NMDAR-mediated synaptic responses in SC-CA1. Recordings from stratum radiatum were done in 0 mmol/L Mg²⁺ artificial cerebrospinal fluid with 0.1 mmol/L picrotoxin. (A) Traces are representative from each injury group. To determine AMPAR-mediated responses, an input/output (I/O) curve was generated by increasing the stimulus intensity by 0.5 mV steps (black traces). To determine NMDAR-mediated responses 50 μmol/L of DNQX was perfused into the bath for 15 minutes, then a second I/O curve was generated in the same manner (gray traces).
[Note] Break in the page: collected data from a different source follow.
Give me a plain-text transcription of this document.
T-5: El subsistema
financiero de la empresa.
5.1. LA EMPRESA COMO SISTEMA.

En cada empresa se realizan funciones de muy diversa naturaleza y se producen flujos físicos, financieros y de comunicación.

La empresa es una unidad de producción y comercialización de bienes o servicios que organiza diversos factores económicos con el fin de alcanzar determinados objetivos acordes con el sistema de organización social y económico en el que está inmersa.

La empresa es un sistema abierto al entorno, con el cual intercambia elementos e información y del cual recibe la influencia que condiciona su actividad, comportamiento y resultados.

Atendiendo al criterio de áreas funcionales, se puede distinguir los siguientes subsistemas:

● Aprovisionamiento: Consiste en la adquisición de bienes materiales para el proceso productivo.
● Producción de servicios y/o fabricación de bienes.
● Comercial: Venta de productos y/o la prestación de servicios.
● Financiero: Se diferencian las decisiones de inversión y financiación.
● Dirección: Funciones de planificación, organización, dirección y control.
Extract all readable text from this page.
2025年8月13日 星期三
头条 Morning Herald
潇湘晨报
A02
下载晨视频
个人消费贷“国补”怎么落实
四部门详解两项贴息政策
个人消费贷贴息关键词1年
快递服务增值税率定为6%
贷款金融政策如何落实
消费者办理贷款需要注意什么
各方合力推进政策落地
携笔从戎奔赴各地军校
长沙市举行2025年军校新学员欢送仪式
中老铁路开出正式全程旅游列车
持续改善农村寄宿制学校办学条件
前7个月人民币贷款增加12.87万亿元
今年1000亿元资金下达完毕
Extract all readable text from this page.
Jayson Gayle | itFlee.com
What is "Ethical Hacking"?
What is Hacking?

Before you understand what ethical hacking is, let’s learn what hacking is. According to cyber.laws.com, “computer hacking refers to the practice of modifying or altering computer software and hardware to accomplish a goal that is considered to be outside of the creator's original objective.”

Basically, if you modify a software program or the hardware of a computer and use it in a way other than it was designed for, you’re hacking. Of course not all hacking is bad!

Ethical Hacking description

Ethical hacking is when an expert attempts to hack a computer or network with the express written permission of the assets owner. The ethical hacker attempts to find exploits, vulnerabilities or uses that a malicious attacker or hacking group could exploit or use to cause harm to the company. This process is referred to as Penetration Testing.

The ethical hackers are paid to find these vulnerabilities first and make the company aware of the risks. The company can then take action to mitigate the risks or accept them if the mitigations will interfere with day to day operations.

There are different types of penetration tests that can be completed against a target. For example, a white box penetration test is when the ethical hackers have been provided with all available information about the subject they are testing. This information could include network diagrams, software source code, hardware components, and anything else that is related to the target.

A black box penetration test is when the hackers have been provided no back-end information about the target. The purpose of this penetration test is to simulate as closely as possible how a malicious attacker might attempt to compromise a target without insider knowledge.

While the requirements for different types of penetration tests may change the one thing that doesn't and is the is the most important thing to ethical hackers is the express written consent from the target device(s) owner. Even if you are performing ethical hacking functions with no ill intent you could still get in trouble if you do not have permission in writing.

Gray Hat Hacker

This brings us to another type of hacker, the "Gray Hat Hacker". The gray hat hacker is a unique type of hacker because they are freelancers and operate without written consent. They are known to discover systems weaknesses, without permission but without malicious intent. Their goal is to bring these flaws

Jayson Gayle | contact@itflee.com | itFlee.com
To confirm the NMDAR-dependent nature of the signal in DNQX, 80 μmol/L D-AP5 was washed into the bath for 5 minutes to abolish NMDAR-mediated responses (red traces). (B) AMPAR-mediated field excitatory post-synaptic potentials (fEPSP) slopes were measured and plotted against fiber volley (FV) amplitudes and have a linear relationship for both the ipsilateral and contralateral hippocampal slices (C) NMDAR-mediated fEPSP slopes were measured and plotted against FV amplitudes (D) AMPA/NMDA ratios were calculated using the mid-stimulus range with fiber volleys from before and after DNQX being the same amplitude (101±0.01% similar, data not shown); there was a significant increase in AMPA/NMDA ratio after single mild compared with shams (P<0.05 versus sham) and repeated mild compared with sham and single mild (P<0.05 versus sham, P<0.05 versus single mild). One-way analysis of variance, Student–Newman–Keuls post hoc. Mean±s.e.m., n=4 to 6 rats, 2 to 5 slices.